Reshma Jagsi, who studies gender issues in medicine at the University of Michigan, added that a group of people with different perspectives is better equipped to solve complex problems. "I really do believe that diversity improves the quality of care," she said.
However, while there are no national efforts to recruit more men into the field, Karlamangla reports that the gender imbalance may be giving male students interested in OB-GYN an advantage. For instance, some male medical students told Karlamangla that medical school advisors told them they could apply to fewer OB-GYN residency programs than women with similar test scores.
For his part, Todd Jenkins, an OB-GYN at the University of Alabama at Birmingham, said when two equally qualified candidates are competing for a residency class that would otherwise be all women, the directors may favor a man. "We find our faculty, our residents work better when we have a little mix."

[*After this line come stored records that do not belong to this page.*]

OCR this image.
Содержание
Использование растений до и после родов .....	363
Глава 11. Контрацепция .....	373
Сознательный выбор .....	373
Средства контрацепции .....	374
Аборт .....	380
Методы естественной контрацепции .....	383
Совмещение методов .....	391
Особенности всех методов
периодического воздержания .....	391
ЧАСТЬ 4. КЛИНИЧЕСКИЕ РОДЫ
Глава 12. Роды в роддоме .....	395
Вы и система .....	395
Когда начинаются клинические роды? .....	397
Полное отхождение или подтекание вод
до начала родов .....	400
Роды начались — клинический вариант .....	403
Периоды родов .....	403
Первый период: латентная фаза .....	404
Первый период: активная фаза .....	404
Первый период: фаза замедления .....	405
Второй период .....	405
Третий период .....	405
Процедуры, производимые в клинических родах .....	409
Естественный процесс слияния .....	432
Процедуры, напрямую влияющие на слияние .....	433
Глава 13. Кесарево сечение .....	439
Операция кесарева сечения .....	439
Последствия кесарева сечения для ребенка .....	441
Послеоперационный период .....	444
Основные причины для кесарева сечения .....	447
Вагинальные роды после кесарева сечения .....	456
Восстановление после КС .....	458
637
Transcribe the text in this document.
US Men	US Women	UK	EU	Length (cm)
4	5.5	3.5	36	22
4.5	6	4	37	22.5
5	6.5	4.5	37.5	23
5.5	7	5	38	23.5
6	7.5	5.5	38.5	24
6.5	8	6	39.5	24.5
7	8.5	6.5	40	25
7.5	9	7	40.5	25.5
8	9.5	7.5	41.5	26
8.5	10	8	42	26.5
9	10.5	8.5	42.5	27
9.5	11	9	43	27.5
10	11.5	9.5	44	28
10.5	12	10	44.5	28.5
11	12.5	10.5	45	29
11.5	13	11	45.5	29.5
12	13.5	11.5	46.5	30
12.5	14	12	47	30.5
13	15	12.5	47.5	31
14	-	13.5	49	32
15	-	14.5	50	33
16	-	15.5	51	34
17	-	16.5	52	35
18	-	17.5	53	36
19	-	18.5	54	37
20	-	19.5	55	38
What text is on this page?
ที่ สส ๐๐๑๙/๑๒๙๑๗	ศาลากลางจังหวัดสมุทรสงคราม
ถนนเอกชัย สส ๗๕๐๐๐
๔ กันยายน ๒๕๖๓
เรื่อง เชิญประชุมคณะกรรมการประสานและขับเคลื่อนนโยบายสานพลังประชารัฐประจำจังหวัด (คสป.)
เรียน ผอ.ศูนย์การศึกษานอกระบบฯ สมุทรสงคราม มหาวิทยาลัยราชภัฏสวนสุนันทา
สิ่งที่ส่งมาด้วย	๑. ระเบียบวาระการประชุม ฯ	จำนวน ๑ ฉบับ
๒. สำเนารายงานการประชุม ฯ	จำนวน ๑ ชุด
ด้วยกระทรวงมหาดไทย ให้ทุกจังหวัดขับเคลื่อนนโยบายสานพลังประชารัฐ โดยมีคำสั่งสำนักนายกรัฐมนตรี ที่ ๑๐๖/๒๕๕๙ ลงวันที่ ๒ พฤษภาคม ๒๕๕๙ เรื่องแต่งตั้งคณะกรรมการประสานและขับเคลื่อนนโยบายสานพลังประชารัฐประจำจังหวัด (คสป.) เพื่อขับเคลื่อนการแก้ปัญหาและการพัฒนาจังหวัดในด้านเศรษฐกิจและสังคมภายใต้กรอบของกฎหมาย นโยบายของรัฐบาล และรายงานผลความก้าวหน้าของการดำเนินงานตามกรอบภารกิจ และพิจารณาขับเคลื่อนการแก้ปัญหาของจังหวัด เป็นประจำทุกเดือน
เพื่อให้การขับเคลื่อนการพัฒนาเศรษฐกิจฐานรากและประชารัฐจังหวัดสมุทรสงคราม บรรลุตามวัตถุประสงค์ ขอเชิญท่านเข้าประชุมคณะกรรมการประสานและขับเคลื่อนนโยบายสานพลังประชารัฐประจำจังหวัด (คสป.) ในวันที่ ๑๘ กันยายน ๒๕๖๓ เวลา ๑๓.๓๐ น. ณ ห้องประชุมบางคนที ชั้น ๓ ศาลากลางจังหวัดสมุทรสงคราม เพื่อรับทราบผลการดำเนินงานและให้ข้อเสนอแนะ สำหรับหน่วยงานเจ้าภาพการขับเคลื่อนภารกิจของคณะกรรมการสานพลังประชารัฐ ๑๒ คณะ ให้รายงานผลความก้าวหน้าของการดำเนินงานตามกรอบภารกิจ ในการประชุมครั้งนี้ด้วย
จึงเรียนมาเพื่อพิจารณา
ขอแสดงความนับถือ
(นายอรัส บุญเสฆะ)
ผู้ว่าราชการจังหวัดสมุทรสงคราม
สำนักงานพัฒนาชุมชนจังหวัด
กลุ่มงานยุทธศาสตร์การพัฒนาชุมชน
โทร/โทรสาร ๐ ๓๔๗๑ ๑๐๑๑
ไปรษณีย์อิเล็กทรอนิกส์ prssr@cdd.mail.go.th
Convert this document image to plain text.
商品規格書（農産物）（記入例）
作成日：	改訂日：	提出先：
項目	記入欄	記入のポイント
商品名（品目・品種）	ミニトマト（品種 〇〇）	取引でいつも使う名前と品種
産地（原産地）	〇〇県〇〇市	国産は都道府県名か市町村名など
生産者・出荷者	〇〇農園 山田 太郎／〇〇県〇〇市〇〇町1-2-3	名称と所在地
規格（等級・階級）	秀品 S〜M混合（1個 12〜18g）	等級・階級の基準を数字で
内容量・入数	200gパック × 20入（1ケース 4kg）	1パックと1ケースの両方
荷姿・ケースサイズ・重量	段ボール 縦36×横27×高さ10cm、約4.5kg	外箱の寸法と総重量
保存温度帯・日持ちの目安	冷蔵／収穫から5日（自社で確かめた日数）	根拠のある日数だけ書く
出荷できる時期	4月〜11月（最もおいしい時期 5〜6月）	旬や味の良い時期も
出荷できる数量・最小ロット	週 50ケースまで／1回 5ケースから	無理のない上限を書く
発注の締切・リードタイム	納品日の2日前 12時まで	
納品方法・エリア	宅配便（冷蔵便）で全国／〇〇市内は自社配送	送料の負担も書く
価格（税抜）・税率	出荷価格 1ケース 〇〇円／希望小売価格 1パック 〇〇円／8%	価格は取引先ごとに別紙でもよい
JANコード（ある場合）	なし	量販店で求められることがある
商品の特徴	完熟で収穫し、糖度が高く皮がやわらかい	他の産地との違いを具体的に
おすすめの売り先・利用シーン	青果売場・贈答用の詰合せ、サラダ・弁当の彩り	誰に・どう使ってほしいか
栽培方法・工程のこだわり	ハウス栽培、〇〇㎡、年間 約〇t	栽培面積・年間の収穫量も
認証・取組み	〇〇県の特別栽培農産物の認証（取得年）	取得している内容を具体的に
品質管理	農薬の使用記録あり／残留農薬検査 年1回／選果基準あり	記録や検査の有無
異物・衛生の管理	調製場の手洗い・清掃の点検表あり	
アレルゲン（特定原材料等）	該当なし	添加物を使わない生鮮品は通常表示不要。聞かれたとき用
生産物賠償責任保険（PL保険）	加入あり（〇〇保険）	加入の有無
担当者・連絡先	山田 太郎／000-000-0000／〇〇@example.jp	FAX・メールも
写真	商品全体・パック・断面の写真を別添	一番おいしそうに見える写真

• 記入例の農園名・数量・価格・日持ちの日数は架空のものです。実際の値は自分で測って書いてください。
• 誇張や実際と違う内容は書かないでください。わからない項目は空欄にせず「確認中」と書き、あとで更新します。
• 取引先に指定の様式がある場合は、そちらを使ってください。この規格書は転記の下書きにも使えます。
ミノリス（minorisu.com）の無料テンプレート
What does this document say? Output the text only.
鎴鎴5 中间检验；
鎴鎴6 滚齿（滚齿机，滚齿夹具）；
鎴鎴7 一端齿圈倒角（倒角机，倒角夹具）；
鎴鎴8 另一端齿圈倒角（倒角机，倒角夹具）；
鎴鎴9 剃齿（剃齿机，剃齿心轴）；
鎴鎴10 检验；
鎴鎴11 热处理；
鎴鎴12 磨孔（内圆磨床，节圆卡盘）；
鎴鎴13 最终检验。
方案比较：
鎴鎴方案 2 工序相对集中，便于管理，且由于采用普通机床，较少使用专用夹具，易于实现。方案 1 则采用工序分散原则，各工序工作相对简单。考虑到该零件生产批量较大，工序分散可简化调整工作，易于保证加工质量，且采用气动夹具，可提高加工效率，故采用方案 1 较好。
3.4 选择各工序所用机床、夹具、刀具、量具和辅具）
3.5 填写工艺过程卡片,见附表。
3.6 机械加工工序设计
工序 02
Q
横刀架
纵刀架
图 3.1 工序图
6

But several female doctors and patients pushed back against the idea that the field should recruit more men. For instance, Carol Weisman, a Penn State public health and OB-GYN professor, said, "It seems to me that there's some residual sexism in that view, that we need men to be sure that we're training the best possible people for our specialty. I find that very odd."
Barbara Levy, an OB-GYN and VP for health policy at the American College of Obstetricians and Gynecologists and other stakeholders say the shift toward a woman-dominated field is driven mainly by patients looking for doctors who are more like peers. As Taylor Ortega, a 28-year-old comedian in New York City, put it, "Even a female gynecologist has been to a gynecologist." She added, "There's a lot we know about each other without knowing each other."
Separately, Wendy Kline, a history of medicine professor at Purdue University, noted that the trend counters the 1970s, when women faced challenges getting into medical school and female patients had a hard time finding doctors who wouldn't judge their sex lives. According to Kline, activists saw the male-dominated health care system as an instrument of the patriarchy.
And some men say they don't want to perpetuate a history of men telling women what to do with their bodies, Karlamangla reports. For example, Tanmaya Sambare, 24, enrolled in a class called "Mommies and Babies" in his first year at Stanford University medical school, but began to think he wouldn't be able to empathize completely with pregnant patients. He said, "No matter how hard I try I think it's just capped ... because I don't have a uterus. It's not my fault, it's not anyone's fault."
Meanwhile, some stakeholders say the notion that women prefer a female OB-GYN is exaggerated. A review of 23 studies finds about 41% of OB-GYN patients have no preference when it comes to their provider's gender, while 8% said they prefer a man.
And several female OB-GYNs have said a focus on gender reduces women's skills to biology and does not account for gender-nonconforming patients. Alison Jacoby, an OB-GYN who is part of University of California, San Francisco's Center of Excellence for Transgender Health, pointed out, "I've never had kids, so what do I know about the pain of childbirth? It has everything to do with communication and empathy, and less on the gender of the provider."
Separately, Guntupalli said, "We have to do a better job recruiting and dispelling some of the rumors and myths." He continued, "First and foremost, women want a good doctor" (Karlamangla, Los Angeles Times, 3/7).